Ce que ça coûte de le voir
| Poste | Coût habituel |
|---|---|
| Belvédère sur la route principale | Gratuit |
| Table de café avec vue | 4-8 € pour un café ou une boisson, table incluse |
| Transat à Queen’s Beach (Miločer) | 10-20 € la paire, selon la saison |
| Parking près du belvédère | Généralement gratuit sur le bas-côté ; parkings payants plus près de Budva |
| Une nuit à l’Aman Sveti Stefan | Plusieurs milliers d’euros en haute saison |
Aucune des options gratuites ne nécessite de réservation. Si le déjeuner fait partie du programme, les prix des terrasses directement sur la route du belvédère sont plus élevés que ceux d’une cuisine équivalente à quelques minutes vers l’intérieur — le même schéma que sur les terrasses de premier rang de la vieille ville de Budva.
Quand y aller
L’îlot se photographie bien toute l’année, mais la lumière et l’affluence changent l’expérience. En fin d’après-midi, le soleil est dans votre dos, ce qui adoucit la chaleur si vous restez debout derrière la barrière en été. Fin mai à mi-juin et septembre offrent la meilleure combinaison de belle lumière, d’eau assez chaude à Queen’s Beach, et nettement moins de cars qu’en juillet-août, période où l’aire d’arrêt du belvédère peut être franchement difficile à trouver pour se garer. En dehors de la saison de baignade, de juin à septembre, la plage se vide et la plupart des bars saisonniers ferment, mais la vue elle-même ne dépend pas de la chaleur.
Aux alentours
Sveti Stefan se situe à peu près à mi-chemin de la riviera de Budva, ce qui facilite son intégration dans une journée débutant ou se terminant ailleurs sur ce littoral. La vieille ville de Budva est à 10-15 minutes de route au nord et mérite deux à trois heures à elle seule ; voir le guide des incontournables de la vieille ville de Budva pour un ordre de visite. Plus au sud le long de la côte, Petrovac possède sa propre petite forteresse et une plage plus longue, avec moins de restrictions.

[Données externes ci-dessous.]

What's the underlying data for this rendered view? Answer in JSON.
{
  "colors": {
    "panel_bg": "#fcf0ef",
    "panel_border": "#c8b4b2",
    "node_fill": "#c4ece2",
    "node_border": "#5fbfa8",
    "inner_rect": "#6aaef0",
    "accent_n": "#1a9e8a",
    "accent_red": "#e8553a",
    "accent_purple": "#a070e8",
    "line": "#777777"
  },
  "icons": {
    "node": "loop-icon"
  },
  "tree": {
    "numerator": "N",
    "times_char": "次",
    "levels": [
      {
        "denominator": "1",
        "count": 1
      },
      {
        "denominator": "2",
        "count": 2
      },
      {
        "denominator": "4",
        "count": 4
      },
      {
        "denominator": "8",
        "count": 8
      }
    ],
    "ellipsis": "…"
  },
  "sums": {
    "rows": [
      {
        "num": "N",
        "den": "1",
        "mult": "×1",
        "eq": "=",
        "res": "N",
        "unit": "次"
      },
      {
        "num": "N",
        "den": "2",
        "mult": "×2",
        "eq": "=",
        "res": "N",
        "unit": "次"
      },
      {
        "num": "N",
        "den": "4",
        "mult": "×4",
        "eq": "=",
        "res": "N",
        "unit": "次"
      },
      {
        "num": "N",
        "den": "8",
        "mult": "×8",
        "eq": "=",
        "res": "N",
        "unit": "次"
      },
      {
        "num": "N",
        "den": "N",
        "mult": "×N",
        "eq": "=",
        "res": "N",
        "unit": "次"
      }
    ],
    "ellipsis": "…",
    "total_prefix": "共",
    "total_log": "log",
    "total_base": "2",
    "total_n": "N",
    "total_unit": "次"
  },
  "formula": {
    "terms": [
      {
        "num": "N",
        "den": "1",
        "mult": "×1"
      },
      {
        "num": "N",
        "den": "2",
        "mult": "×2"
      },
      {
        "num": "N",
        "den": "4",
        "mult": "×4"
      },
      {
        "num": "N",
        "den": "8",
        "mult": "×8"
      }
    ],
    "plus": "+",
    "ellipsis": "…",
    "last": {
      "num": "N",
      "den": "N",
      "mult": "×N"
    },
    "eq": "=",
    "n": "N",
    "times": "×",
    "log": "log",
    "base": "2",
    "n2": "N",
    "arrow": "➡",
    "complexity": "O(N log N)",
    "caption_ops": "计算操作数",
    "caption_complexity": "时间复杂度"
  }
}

Si vous hésitez sur où poser vos valises plutôt que simplement passer par là, le guide Kotor contre Budva et le plus spécifique comparatif Sveti Stefan contre Budva détaillent les compromis — en résumé, Kotor offre la vieille ville et la baie, Budva la vie nocturne et un accès plus facile à ce tronçon de côte.
Pour une première visite qui associe Kotor et cette excursion, un itinéraire de deux jours à Kotor laisse de la place pour un après-midi sur la riviera de Budva, belvédère inclus, sans se presser. Et si le fait de ne pas pouvoir marcher sur l’îlot vous surprend, vous n’êtes pas le premier — c’est une surprise assez courante pour mériter d’être lue avant le départ, pas après 40 minutes de route.
Conseils pratiques pour l’arrêt au belvédère
Prévoyez des espèces en petites coupures d’euros si vous comptez vous asseoir à l’une des terrasses en bord de route — les terminaux de carte ne sont pas systématiques dans les plus petites. L’aire d’arrêt elle-même ne propose aucun équipement : pas de toilettes, pas d’ombre au-delà de celle que pourrait projeter un car garé, et aucune barrière n’empêche de s’approcher du bord de la route — surveillez donc les enfants et la circulation dans le virage. Les angles de prise de vue s’améliorent nettement si vous marchez un peu le long du bas-côté, dans un sens ou dans l’autre, à l’écart de la concentration de voitures et de groupes.
Si une sortie en bateau vous tente plus qu’un arrêt sur la route,
une excursion en bateau sur la riviera de Budva qui longe ce tronçon de côte
passe généralement assez près de l’îlot pour des photos, sans le temps de trajet supplémentaire d’une excursion en bateau dédiée à Sveti Stefan, et elle peut se combiner avec une baignade ailleurs sur la riviera. Quel que soit le mode d’arrivée choisi, considérez Sveti Stefan comme une belle demi-heure à une heure, pas une destination d’une demi-journée — l’intérêt réside ici dans la vue et l’histoire, pas dans un village à parcourir.